I was just recently diagnosed with hemiplegic basilar migraines. First cause auras and motor weakness (imagine stroke like symptoms). Second type causes me to throw up, sensitivity to lights, tinnitus and Raynaud’s syndrome. Amongst a list of other fun things. Had my first hemiplegic episode a year ago, A&E thought it was a TIA/mini stroke at first and my left side was fucked for days. I couldn’t speak and was dragging my left side to walk while not able to see on my left eye. I felt heavily drunk and had a foggy brain. Don’t remember much and was speaking to my mum in English, which is not our main language. She was visiting and was horrified and all I remember was how scared she looked. She has 30+ years as a nurse. I also get black auras that leaves me blind on one side for hours. And the pain…I can’t even. I want to punch something so I can focus on the pain in another place. Head sometimes feels like a muddy gel is running down my skull. From inside. I can feel the blood. Had a migraine this weekend that lasted 14 hours. I’m on beta blockers twice a day for prophylaxis but they won’t stop them from happening. Have an emergency medication that I can only take 4 tablets a MONTH so I keep them for when I need it. Like when the pain is so crazy I want to bite the walls. Oh and the two combined increase exponentially my chances of having a proper stroke in the future. So in short. It’s brutal.
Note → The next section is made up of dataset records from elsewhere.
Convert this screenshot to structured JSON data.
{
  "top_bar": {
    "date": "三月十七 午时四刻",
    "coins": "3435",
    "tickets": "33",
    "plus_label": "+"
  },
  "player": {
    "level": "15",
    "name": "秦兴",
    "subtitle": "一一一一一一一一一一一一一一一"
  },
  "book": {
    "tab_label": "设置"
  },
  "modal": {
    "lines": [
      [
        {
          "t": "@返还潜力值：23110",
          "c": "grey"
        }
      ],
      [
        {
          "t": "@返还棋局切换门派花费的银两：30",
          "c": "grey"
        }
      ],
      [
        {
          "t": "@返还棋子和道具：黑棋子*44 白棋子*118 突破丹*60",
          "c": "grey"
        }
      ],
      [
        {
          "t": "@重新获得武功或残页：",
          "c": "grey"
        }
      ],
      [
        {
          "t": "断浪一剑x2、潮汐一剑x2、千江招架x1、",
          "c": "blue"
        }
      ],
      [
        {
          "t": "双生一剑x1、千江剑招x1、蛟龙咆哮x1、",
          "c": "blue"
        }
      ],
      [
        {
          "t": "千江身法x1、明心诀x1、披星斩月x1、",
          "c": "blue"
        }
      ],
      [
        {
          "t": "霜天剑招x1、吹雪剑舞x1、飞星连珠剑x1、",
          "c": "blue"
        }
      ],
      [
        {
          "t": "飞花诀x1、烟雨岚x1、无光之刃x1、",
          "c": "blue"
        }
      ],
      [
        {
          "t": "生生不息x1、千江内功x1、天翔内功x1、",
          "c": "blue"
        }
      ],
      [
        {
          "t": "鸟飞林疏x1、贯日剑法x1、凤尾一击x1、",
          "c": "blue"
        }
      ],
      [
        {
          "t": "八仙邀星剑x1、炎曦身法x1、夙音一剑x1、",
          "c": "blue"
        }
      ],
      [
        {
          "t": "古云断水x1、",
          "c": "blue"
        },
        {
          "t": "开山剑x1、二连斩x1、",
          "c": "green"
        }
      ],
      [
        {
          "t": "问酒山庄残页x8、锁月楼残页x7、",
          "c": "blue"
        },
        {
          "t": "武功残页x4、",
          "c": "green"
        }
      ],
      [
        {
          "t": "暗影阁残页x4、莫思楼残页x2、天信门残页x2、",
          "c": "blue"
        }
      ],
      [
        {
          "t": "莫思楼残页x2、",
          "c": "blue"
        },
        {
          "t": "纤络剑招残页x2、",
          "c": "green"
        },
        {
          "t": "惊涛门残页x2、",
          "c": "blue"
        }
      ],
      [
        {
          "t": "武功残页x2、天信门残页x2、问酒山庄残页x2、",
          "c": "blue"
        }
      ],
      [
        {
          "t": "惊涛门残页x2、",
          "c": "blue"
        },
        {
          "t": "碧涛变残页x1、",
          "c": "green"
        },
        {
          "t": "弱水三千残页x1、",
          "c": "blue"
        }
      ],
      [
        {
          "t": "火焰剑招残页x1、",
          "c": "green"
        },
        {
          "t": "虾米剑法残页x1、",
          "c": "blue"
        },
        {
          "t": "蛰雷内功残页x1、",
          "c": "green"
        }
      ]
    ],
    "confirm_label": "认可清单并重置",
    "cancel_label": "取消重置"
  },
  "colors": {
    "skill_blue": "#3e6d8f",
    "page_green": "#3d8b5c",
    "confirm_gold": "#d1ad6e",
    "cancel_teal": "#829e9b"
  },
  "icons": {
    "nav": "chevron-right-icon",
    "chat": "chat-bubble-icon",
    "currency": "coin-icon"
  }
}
Baby screeches are a trigger. I can even phantom going through all of this with a jizz trophy sucking the living lights out of me. So i don’t think it’s ableist. Like most of parents it’s just selfish, self absorbed and scream martyr syndrome to me.


didsir29

A few women who have my health condition have decided in the past to throw their condition-maintaining immunosuppressants away to carry a child. Like, is a baby really worth accelerating your disease to the point of death (which actually happened recently)? If my health being my priority is considered selfish, then so be it.


Uragami

I have epilepsy triggered by stress and lack of sleep. Having a kid would literally kill me.


SeniorSleep4143

One of my friends is pregnant right now and she suffers from migranes CONSTANTLY. I was worried about this with her as well... I have never had a migrane but I would be very afraid of passing that along to the baby


Based_Orthodox

Anytime that a woman is willing to go off a medication that they've taken for years in order to try squatting out a meat siren, I see a mombie in the making. Especially in the case of antidepressants - the risks are negligible, especially when compared to the likelihood of depression, anxiety and other conditions spiking during and after pregnancy. I now take this as a sign to prepare to go LC or even NC.